LAUNCESTON, Australia, April 23 (Reuters) – While it’s well-known that markets can have irrational short-term moves, the 4 percent jump in Asian spot iron ore on Wednesday must be a more extreme case.
Spot iron ore .IO62-CNI=SI jumped to $52.90 a tonne from $50.80 on April 20, continuing its rally from the record low of $46.70 reached on April 2.
On the surface the catalyst for Wednesday’s spike was BHP Billiton’s announcement that it would defer an expansion of its output of the steel-making ingredient from 270 million tonnes a year to 290 million tonnes.
The future loss of 20 million tonnes from a market that’s oversupplied by multiples of that amount clearly isn’t a sound basis for a price rally. What it does show is a market where many participants are keen to call a bottom, and are happy to grasp onto any positive news as justification for a price rally.
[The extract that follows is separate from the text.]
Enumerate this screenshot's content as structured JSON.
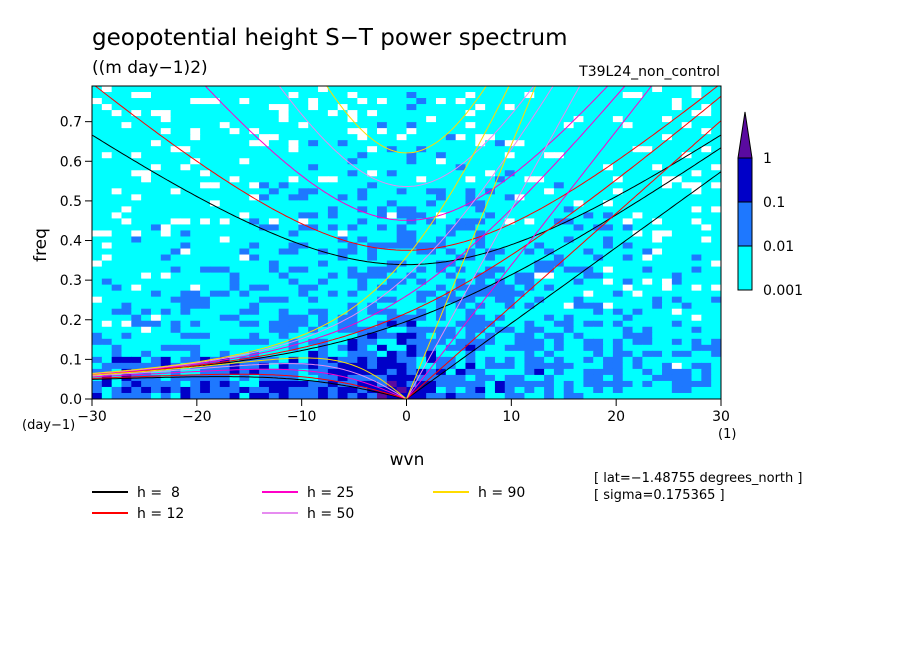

It also shows that many in the market weren’t really reading into this week’s quarterly production reports from BHP Billiton, Rio Tinto and Brazil’s Vale.
Vale, the world’s biggest iron ore miner, produced 74.5 million tonnes in the first quarter, a gain of 4.9 percent from the same period a year earlier.
Second-ranked Rio Tinto actually produced more than Vale, mining 74.7 million tonnes, a gain of 12 percent over the year earlier period.
Rio Tinto affirmed its target of reaching 350 million tonnes of production in 2015, which will more than likely see it knock Vale off the top perch.